1. Xu, L., & Veeramachaneni, K. (2018). *Synthesizing Tabular Data using Generative Adversarial Networks*. arXiv:1811.11264.
2. Jolicoeur-Martineau, A., Fatras, K., & Kachman, T. (2023). *Generating and Imputing Tabular Data via Diffusion and Flow-based Gradient-Boosted Trees*. SamsungSAILMontreal/ForestDiffusion.

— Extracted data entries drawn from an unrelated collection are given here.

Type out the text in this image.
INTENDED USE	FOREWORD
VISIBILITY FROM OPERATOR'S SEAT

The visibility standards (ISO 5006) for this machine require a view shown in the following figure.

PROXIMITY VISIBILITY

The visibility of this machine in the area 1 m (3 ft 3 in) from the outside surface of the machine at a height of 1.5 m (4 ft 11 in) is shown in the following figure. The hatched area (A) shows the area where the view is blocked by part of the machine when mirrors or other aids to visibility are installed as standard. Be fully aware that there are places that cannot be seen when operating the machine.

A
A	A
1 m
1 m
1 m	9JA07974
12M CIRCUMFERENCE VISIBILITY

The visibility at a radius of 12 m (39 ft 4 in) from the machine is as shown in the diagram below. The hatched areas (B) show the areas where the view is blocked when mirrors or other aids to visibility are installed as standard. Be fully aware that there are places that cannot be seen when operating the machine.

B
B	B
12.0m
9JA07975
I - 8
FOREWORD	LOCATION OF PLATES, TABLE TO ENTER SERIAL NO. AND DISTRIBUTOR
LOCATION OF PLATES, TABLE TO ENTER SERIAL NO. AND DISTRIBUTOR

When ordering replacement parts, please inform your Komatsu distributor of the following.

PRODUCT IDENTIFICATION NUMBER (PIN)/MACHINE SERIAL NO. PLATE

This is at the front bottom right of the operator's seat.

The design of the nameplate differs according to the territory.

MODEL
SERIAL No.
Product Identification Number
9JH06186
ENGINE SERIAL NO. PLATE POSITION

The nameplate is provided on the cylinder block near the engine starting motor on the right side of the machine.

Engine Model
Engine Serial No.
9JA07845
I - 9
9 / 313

3. Xu, L., Skoularidou, M., Cuesta-Infante, A., & Veeramachaneni, K. (2019). *Modeling Tabular data using Conditional GAN*. NeurIPS.
4. Borisov, V., Sessler, K., Leemann, T., Pawelczyk, M., & Kasneci, G. (2023). *Language Models are Realistic Tabular Data Generators*. ICLR.

## License

Apache License 2.0 — see [LICENSE](LICENSE) for details.